In physics and optics, the Fraunhofer lines are a set of spectral lines named after the German physicist Joseph von Fraunhofer (1787–1826). The lines were originally observed as dark features (absorption lines) in the optical spectrum of the Sun.

In 1802, the English chemist William Hyde Wollaston was the first person to note the appearance of a number of dark features in the solar spectrum. In 1814, Fraunhofer independently rediscovered the lines and began a systematic study and careful measurement of the wavelength of these features. In all, he mapped over 570 lines, and designated the principal features with the letters A through K, and weaker lines with other letters. Modern observations of sunlight can detect many thousands of lines.

About 45 years later Kirchhoff and Bunsen noticed that several Fraunhofer lines coincide with characteristic emission lines identified in the spectra of heated elements. It was correctly deduced that dark lines in the solar spectrum are caused by absorption by chemical elements in the solar atmosphere. Some of the observed features were identified as telluric lines originating from absorption by oxygen molecules in the Earth's atmosphere.

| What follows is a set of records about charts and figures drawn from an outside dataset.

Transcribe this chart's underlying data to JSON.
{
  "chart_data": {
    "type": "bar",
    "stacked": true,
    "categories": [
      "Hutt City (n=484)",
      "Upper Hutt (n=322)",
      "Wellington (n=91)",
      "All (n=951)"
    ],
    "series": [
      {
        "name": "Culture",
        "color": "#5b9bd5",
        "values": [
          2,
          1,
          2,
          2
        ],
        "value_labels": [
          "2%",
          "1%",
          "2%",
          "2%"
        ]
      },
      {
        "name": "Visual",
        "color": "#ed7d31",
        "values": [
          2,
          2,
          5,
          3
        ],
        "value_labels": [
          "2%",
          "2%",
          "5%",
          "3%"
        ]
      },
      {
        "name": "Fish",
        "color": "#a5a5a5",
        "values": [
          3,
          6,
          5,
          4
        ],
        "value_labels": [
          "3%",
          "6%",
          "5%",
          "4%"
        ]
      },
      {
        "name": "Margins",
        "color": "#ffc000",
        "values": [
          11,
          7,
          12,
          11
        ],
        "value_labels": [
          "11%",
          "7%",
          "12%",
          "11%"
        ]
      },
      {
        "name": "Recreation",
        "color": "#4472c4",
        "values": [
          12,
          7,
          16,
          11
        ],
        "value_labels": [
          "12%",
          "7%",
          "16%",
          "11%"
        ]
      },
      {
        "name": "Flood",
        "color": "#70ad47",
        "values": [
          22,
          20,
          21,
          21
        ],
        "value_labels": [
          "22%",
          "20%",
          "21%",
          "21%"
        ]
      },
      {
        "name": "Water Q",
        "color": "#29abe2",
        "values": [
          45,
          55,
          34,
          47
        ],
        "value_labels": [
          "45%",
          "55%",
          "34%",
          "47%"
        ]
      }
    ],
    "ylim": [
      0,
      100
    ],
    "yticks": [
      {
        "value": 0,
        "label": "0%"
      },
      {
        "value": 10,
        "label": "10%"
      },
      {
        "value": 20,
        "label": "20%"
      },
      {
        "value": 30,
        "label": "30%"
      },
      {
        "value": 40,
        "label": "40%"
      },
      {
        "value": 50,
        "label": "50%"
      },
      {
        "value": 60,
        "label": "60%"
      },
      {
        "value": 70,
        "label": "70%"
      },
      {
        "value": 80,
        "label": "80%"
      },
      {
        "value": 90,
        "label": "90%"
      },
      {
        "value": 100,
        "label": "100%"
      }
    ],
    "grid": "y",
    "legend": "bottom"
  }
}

The Fraunhofer lines are typical spectral absorption lines. Absorption lines are dark lines, narrow regions of decreased intensity, that are the result of photons being absorbed as light passes from the source to the detector. In the Sun, Fraunhofer lines are a result of gas in the photosphere, the outer region of the sun. The photosphere gas is colder than the inner regions and absorbs light emitted from those regions.